Coffee Log, Year 2, Day 293

Hi.

Coffee: Maxwell House Master Blend, Office Coffee

It’s been awhile since I’ve written anything. I’ve gotten out of the habit and I’m trying to be gentle with myself about that. There’s a time and place for everything and my time and place have changed since I started this blog. 2020 looks better with the lights off, blissfully dreaming.

But I want to write sometimes and that’s where I’m at right now. I’m thinking about July, as I often do, thinking about the summer when it’s not summer, because summer is inescapable, the sticky heat, the haunting trees, the exasperating blue skies. Thirteen years ago, when I was 17, I wrote a poem at a summer camp. I wrote after curfew and got a few words from my roommate who wanted me to turn my light off, he was trying to sleep.

What a different time.

Last night brought restlessness before a few good dreams. I was thinking about work, about the people, not the job, and about brushfires, and about Iran. Most days, it seems like the world is just as restless as me. It has all these big things in front of it and lashes out anxiously. It can’t sit down, can’t focus, can’t come together, so we just keep killing or looting or burning, because fire warms up the coldest black heart, and disaster is at least some kind of momentum. But I think, really, what we’re all wanting is to calm down, take a good long breath, and find that place that’s peaceful enough for us to write something every morning. The freedom to think about your life is a luxury, one people less fortunate than me are dying for.

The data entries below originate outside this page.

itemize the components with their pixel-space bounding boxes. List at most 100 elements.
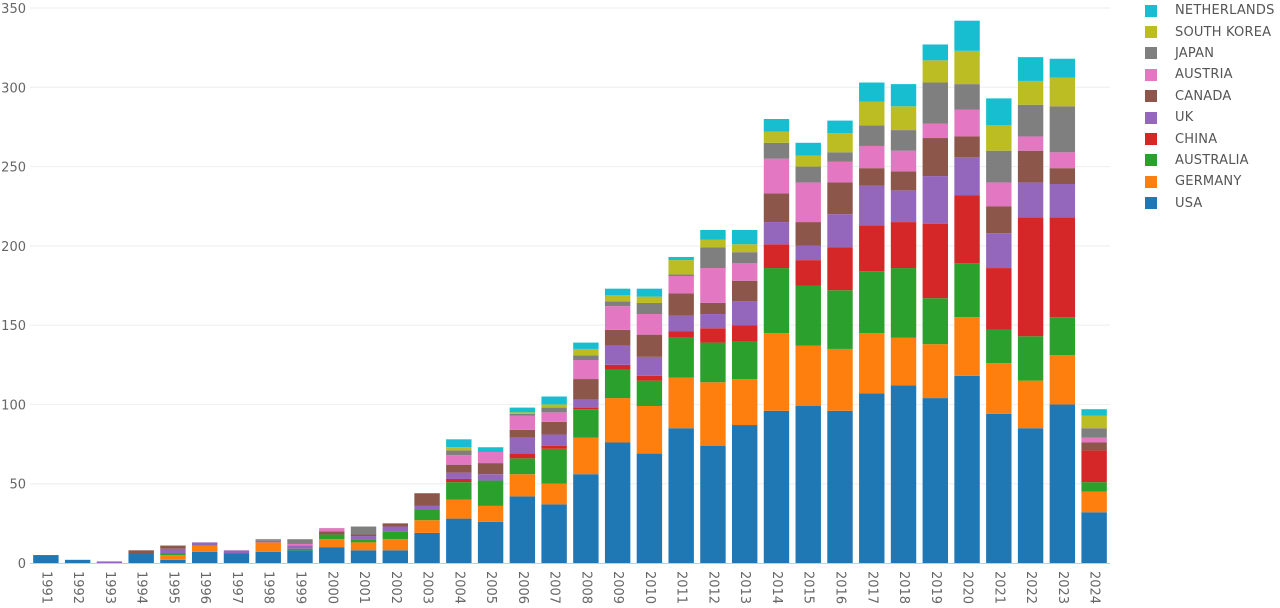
bar-segment-usa-2013[interactable]: [732, 425, 758, 563]
bar-segment-australia-2003[interactable]: [414, 509, 440, 521]
bar-segment-germany-2005[interactable]: [477, 505, 504, 522]
bar-segment-uk-1995[interactable]: [160, 548, 186, 554]
bar-segment-netherlands-2024[interactable]: [1081, 409, 1107, 416]
bar-segment-germany-1996[interactable]: [192, 545, 218, 552]
bar-segment-usa-1994[interactable]: [128, 553, 154, 563]
bar-segment-netherlands-2007[interactable]: [541, 396, 567, 405]
bar-segment-japan-2006[interactable]: [509, 413, 536, 416]
bar-segment-south-korea-2017[interactable]: [859, 101, 885, 126]
bar-segment-germany-2024[interactable]: [1081, 491, 1107, 513]
bar-segment-usa-1992[interactable]: [64, 559, 91, 563]
bar-segment-australia-2017[interactable]: [859, 271, 885, 334]
bar-segment-usa-1998[interactable]: [255, 551, 281, 563]
bar-segment-japan-2001[interactable]: [350, 526, 377, 535]
bar-segment-usa-2017[interactable]: [859, 393, 885, 563]
bar-segment-japan-2012[interactable]: [700, 247, 726, 269]
bar-segment-usa-2022[interactable]: [1017, 428, 1044, 563]
bar-segment-netherlands-2013[interactable]: [732, 230, 758, 245]
bar-segment-germany-2015[interactable]: [795, 345, 821, 407]
bar-segment-usa-2011[interactable]: [668, 428, 694, 563]
bar-segment-germany-2002[interactable]: [382, 539, 408, 551]
bar-segment-japan-2020[interactable]: [954, 84, 980, 110]
bar-segment-austria-2021[interactable]: [986, 182, 1012, 207]
bar-segment-austria-2013[interactable]: [732, 263, 758, 281]
bar-segment-china-2020[interactable]: [954, 195, 980, 264]
bar-segment-netherlands-2015[interactable]: [795, 142, 821, 156]
bar-segment-netherlands-2009[interactable]: [604, 288, 631, 296]
bar-segment-canada-2011[interactable]: [668, 293, 694, 316]
bar-segment-germany-2010[interactable]: [636, 406, 663, 454]
legend-item[interactable]: USA: [1145, 193, 1275, 214]
bar-segment-netherlands-2023[interactable]: [1049, 58, 1076, 78]
bar-segment-usa-2018[interactable]: [890, 385, 917, 563]
bar-segment-australia-2009[interactable]: [604, 369, 631, 399]
bar-segment-japan-2022[interactable]: [1017, 104, 1044, 137]
bar-segment-uk-2017[interactable]: [859, 185, 885, 226]
bar-segment-germany-2009[interactable]: [604, 398, 631, 443]
legend-item[interactable]: SOUTH KOREA: [1145, 21, 1275, 42]
bar-segment-australia-2013[interactable]: [732, 341, 758, 380]
legend-item[interactable]: UK: [1145, 107, 1275, 128]
bar-segment-usa-2020[interactable]: [954, 375, 980, 563]
bar-segment-austria-2008[interactable]: [573, 360, 599, 380]
bar-segment-uk-2004[interactable]: [446, 472, 472, 479]
bar-segment-china-2004[interactable]: [446, 478, 472, 483]
bar-segment-china-2013[interactable]: [732, 325, 758, 341]
bar-segment-uk-2003[interactable]: [414, 505, 440, 510]
bar-segment-usa-2012[interactable]: [700, 445, 726, 563]
bar-segment-south-korea-2007[interactable]: [541, 404, 567, 408]
bar-segment-germany-2001[interactable]: [350, 542, 377, 551]
bar-segment-germany-1995[interactable]: [160, 555, 186, 560]
bar-segment-australia-2020[interactable]: [954, 263, 980, 318]
bar-segment-germany-2004[interactable]: [446, 499, 472, 519]
bar-segment-austria-2010[interactable]: [636, 314, 663, 335]
bar-segment-usa-2001[interactable]: [350, 550, 377, 563]
bar-segment-china-2016[interactable]: [827, 247, 853, 291]
legend-item[interactable]: AUSTRIA: [1145, 64, 1275, 85]
bar-segment-south-korea-2016[interactable]: [827, 133, 853, 153]
bar-segment-germany-2011[interactable]: [668, 377, 694, 429]
bar-segment-austria-2012[interactable]: [700, 268, 726, 303]
bar-segment-canada-2024[interactable]: [1081, 442, 1107, 451]
bar-segment-south-korea-2024[interactable]: [1081, 415, 1107, 429]
bar-segment-germany-1998[interactable]: [255, 542, 281, 552]
bar-segment-uk-2016[interactable]: [827, 214, 853, 248]
legend-item[interactable]: JAPAN: [1145, 43, 1275, 64]
bar-segment-south-korea-2020[interactable]: [954, 50, 980, 85]
bar-segment-uk-2023[interactable]: [1049, 184, 1076, 218]
bar-segment-usa-2021[interactable]: [986, 413, 1012, 563]
bar-segment-uk-2001[interactable]: [350, 536, 377, 540]
bar-segment-japan-2009[interactable]: [604, 301, 631, 307]
bar-segment-canada-2010[interactable]: [636, 334, 663, 357]
bar-segment-netherlands-2010[interactable]: [636, 288, 663, 297]
bar-segment-germany-2012[interactable]: [700, 382, 726, 446]
bar-segment-australia-2019[interactable]: [922, 298, 948, 345]
bar-segment-austria-2014[interactable]: [763, 158, 790, 194]
bar-segment-australia-2016[interactable]: [827, 290, 853, 349]
bar-segment-netherlands-2014[interactable]: [763, 119, 790, 132]
bar-segment-japan-2015[interactable]: [795, 166, 821, 183]
bar-segment-germany-2019[interactable]: [922, 344, 948, 399]
bar-segment-usa-1997[interactable]: [223, 553, 250, 563]
bar-segment-australia-2007[interactable]: [541, 448, 567, 484]
bar-segment-austria-2015[interactable]: [795, 182, 821, 223]
bar-segment-china-2024[interactable]: [1081, 450, 1107, 483]
bar-segment-australia-2004[interactable]: [446, 482, 472, 500]
bar-segment-japan-2008[interactable]: [573, 355, 599, 361]
bar-segment-austria-2019[interactable]: [922, 123, 948, 139]
bar-segment-austria-2000[interactable]: [319, 528, 345, 532]
bar-segment-netherlands-2022[interactable]: [1017, 57, 1044, 81]
bar-segment-china-2009[interactable]: [604, 364, 631, 370]
bar-segment-uk-2005[interactable]: [477, 474, 504, 481]
bar-segment-usa-2019[interactable]: [922, 398, 948, 563]
bar-segment-uk-1998[interactable]: [255, 540, 281, 543]
bar-segment-austria-2024[interactable]: [1081, 437, 1107, 443]
bar-segment-australia-2005[interactable]: [477, 480, 504, 506]
bar-segment-japan-2019[interactable]: [922, 82, 948, 124]
bar-segment-south-korea-2015[interactable]: [795, 155, 821, 167]
bar-segment-usa-2002[interactable]: [382, 550, 408, 563]
bar-segment-canada-2000[interactable]: [319, 531, 345, 535]
bar-segment-germany-2000[interactable]: [319, 539, 345, 548]
bar-segment-canada-2001[interactable]: [350, 534, 377, 537]
bar-segment-netherlands-2012[interactable]: [700, 230, 726, 240]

Currently Reading: Giovanni’s Room, James Baldwin

Support Relief for Family Suffering at the Border  – RAICES DONATION CAMPAIGN

Sometimes we can become too holy and therefore, caged.

Charles Bukowski, On Writing

Coffee Log, Year 2, Day 184

Hi.

Coffee:  Maxwell House Master Blend, Office Coffee

Five minutes into trying to fix the phone the screen goes black. My customer restarts it. We get a little further and it goes black again.

“I’m going to be your problem today,” she says.

With effort (and a call to IT) I help her fix her digital banking.

Later, I was chopping mushrooms. I was afraid I might cut myself. I hadn’t used the knife since a month ago when I cut my thumb. I quartered the mushrooms. It was easy. Then I pan-fried them on medium-high with a bunch of onions. No problems.

At 7:30, I cut all the lights off and lay down with my laptop. My curtains were open and it was twilight. I could hear kids playing. My room smelled like laundry detergent (they vent the building outside my door). I tried writing. The only thing that came to me was the feeling of turning on and off a phone. I closed the laptop and listened to the kids. It got steadily darker in my room.

Currently Reading: Queen, Suzanne Crain Miller

Support Relief for Family Suffering at the Border  – RAICES DONATION CAMPAIGN

The major problem of life is learning how to handle the costly interruptions. The door that slams shut, the plan that got sidetracked, the marriage that failed. Or that lovely poem that didn’t get written because someone knocked on the door.

Martin Luther King Jr.

Coffee Log, Day 308

Hi.

Coffee: Americano, Caribou Coffee; I asked the barista if she’d had a nice holiday; her eyes got real narrow and she looked like she was about to spit in my drink; eventually, when the coffee came, it was double-cupped; ‘we’re out of sleeves,’ she says; I imagine it took great restraint for her not to burn me for the affront of holiday small-talk. Oh, and the coffee was alright.

And it’s another Wednesday. Christmas is over, the year’s winding down. I’ve still got half my life packed in the backpack I’d taken on the trip to my family. My room feels like a hostel. Holiday vagabonds.

The bank isn’t busy today. No-one wants to acknowledge that life is getting back on track. There’s so many fires to put out, ones you’ve been tossing small glasses of water over for the back half of the year, too busy partying to plan, but now half the forest is coming down. The government is a quarter closed. Two Guatemalan children died this week in US custody along the border. The world won’t wait for you to finish putting away your merriment. We’ve all got something to be responsible for in 2019.

I saw two cats this morning. One was licking the other, getting at the dirt and ticks. I almost stopped to pet them but they seemed so focused on the moment that I didn’t want to intrude. I pulled out of the parking lot feeling a little more committed than before.

Novel Count: 6,375

Currently Reading: Nothing! Will pick a new book after the holidays.

Support Relief for Family Suffering at the Border – RAICES DONATION CAMPAIGN

Be at war with your vices, at peace with your neighbors, and let every new year find you a better man.